CBS News Bay Area is a proud partner with Students Rising Above. The nonprofit was founded by former KPIX anchor Wendy Tokuda. It has helped thousands of kids from disadvantaged backgrounds go to college and even higher education. We are relaunching our series of monthly student profiles where our mission is to tell the stories of young people who, despite their circumstances, have gone on to achieve greatness not only in their academic lives but in their professional lives as well.
Have a cup of tea at home with Emily Taing and you may notice a familiar theme sprinkled around her apartment - donuts.
"It was kind of a joke with my friends in high school and now even in law school to say, 'Oh, we know we're really good friends with Emily when we're sick of donuts,'" she recalled.
Emily is about to begin her second year at UC Law San Francisco. Like many first-generation college students, it's a dream that she once saw as being out of reach. But to understand how she got here, you have to go back to where it all began: behind the counter of her parents' donut shop in Santa Clara.
"I would be at the donut shop, I would play on the cash register to learn math, I'd help fold up boxes, I basically had daily chores. When I was 10 or so my parents actually got a citation for child labor, I'm assuming because someone saw me standing behind the counter. But for so many immigrant families, there's no childcare outside of the kids just coming along."
Emily remembers the shop closing overnight for the first time for her college graduation and for a just few hours for her high school graduation.
"For my high school graduation, my dad put up a 'be back in fifteen minutes!' sign, because it was so important for him to not close the donut shop for too long."
Donuts aren't just the family business, they are a part of her cultural identity.
"My father is Cambodian-American, Cambodian-Chinese ethnically. He immigrated as a refugee fleeing the Khmer Rouge during the Cambodian Genocide from 1975 to 1979. Coming here, like many others, starting from scratch."
Hard work is part of her DNA, but it wasn't always enough.
"I didn't connect with my first-generation identity until after I graduated college.

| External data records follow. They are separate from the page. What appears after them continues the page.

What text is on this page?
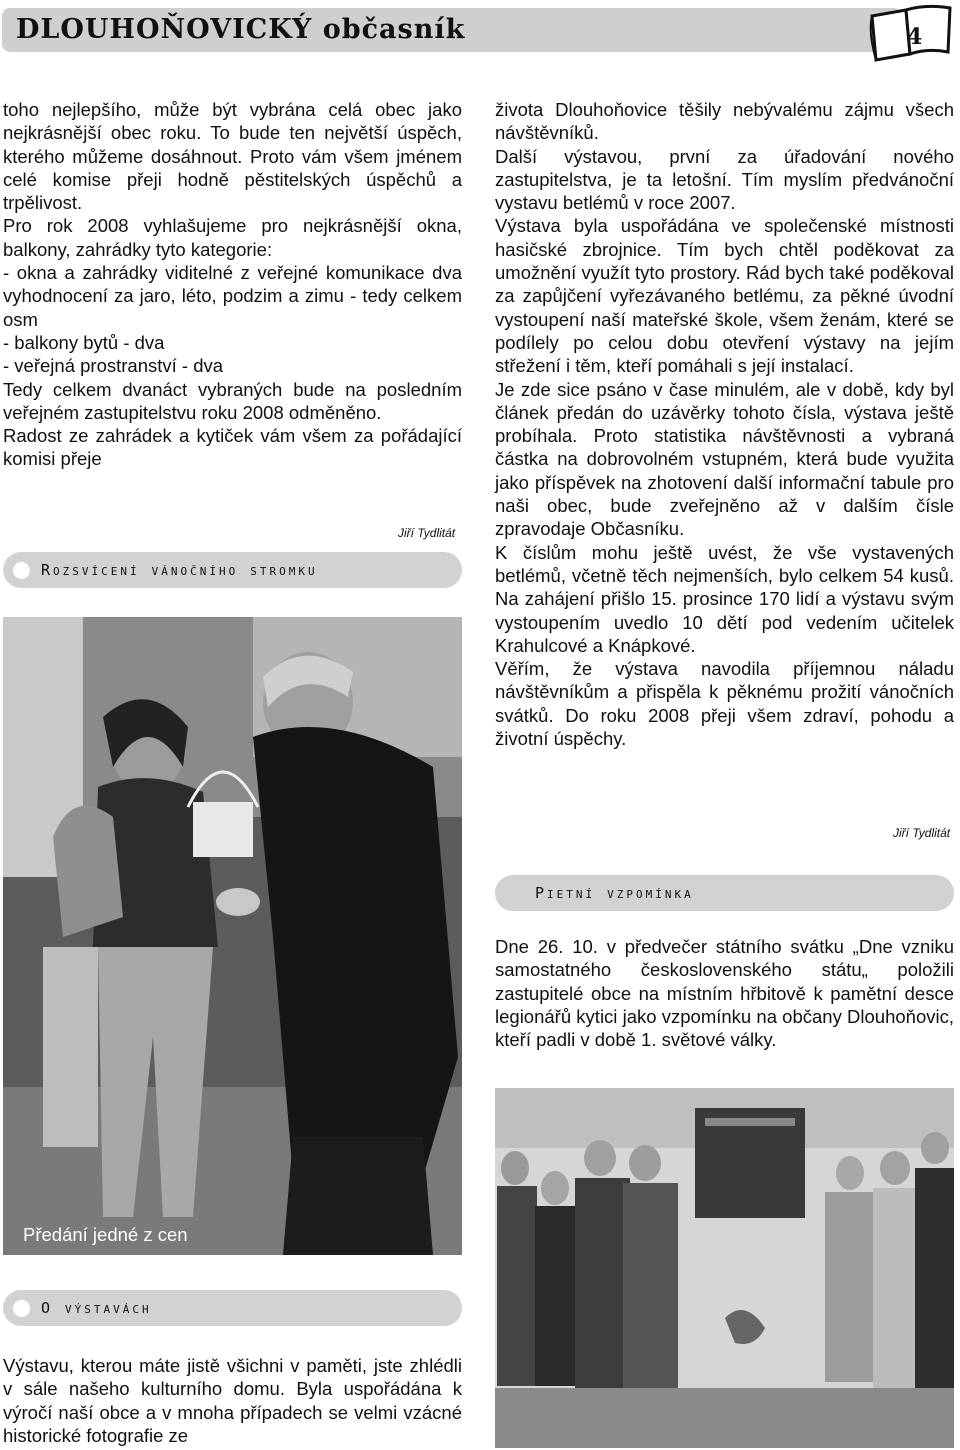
DLOUHOŇOVICKÝ občasník	4

toho nejlepšího, může být vybrána celá obec jako nejkrásnější obec roku. To bude ten největší úspěch, kterého můžeme dosáhnout. Proto vám všem jménem celé komise přeji hodně pěstitelských úspěchů a trpělivost.

Pro rok 2008 vyhlašujeme pro nejkrásnější okna, balkony, zahrádky tyto kategorie:

- okna a zahrádky viditelné z veřejné komunikace dva vyhodnocení za jaro, léto, podzim a zimu - tedy celkem osm

- balkony bytů - dva

- veřejná prostranství - dva

Tedy celkem dvanáct vybraných bude na posledním veřejném zastupitelstvu roku 2008 odměněno.

Radost ze zahrádek a kytiček vám všem za pořádající komisi přeje

Jiří Tydlitát
Rozsvícení vánočního stromku
Předání jedné z cen
O výstavách

Výstavu, kterou máte jistě všichni v paměti, jste zhlédli v sále našeho kulturního domu. Byla uspořádána k výročí naší obce a v mnoha případech se velmi vzácné historické fotografie ze

života Dlouhoňovice těšily nebývalému zájmu všech návštěvníků.

Další výstavou, první za úřadování nového zastupitelstva, je ta letošní. Tím myslím předvánoční vystavu betlémů v roce 2007.

Výstava byla uspořádána ve společenské místnosti hasičské zbrojnice. Tím bych chtěl poděkovat za umožnění využít tyto prostory. Rád bych také poděkoval za zapůjčení vyřezávaného betlému, za pěkné úvodní vystoupení naší mateřské škole, všem ženám, které se podílely po celou dobu otevření výstavy na jejím střežení i těm, kteří pomáhali s její instalací.

Je zde sice psáno v čase minulém, ale v době, kdy byl článek předán do uzávěrky tohoto čísla, výstava ještě probíhala. Proto statistika návštěvnosti a vybraná částka na dobrovolném vstupném, která bude využita jako příspěvek na zhotovení další informační tabule pro naši obec, bude zveřejněno až v dalším čísle zpravodaje Občasníku.

K číslům mohu ještě uvést, že vše vystavených betlémů, včetně těch nejmenších, bylo celkem 54 kusů. Na zahájení přišlo 15. prosince 170 lidí a výstavu svým vystoupením uvedlo 10 dětí pod vedením učitelek Krahulcové a Knápkové.

Věřím, že výstava navodila příjemnou náladu návštěvníkům a přispěla k pěknému prožití vánočních svátků. Do roku 2008 přeji všem zdraví, pohodu a životní úspěchy.

Jiří Tydlitát
Pietní vzpomínka

Dne 26. 10. v předvečer státního svátku „Dne vzniku samostatného československého státu„ položili zastupitelé obce na místním hřbitově k pamětní desce legionářů kytici jako vzpomínku na občany Dlouhoňovic, kteří padli v době 1. světové války.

That's the part that was starkly different in terms of who I knew and who I could ask for help with finding jobs, or finding law schools," she recalled.
Emily credits Students Rising Above and the legal education opportunity program at UC Law San Francisco for helping her navigate higher education.
"We admit students who come from backgrounds that are not traditionally represented within our legal institutions. Emily is one of those students where, as a first-generation student, she really put together not just courage, but talent, commitment, and a real sense of community," said Richard Sakai, Emily's advisor at UC Law San Francisco.
Emily's life is still split between two worlds, helping her family in their donut shop and working to get her law degree. There is no perfect recipe for how to balance it all, but Emily's life path has taught her how to adapt.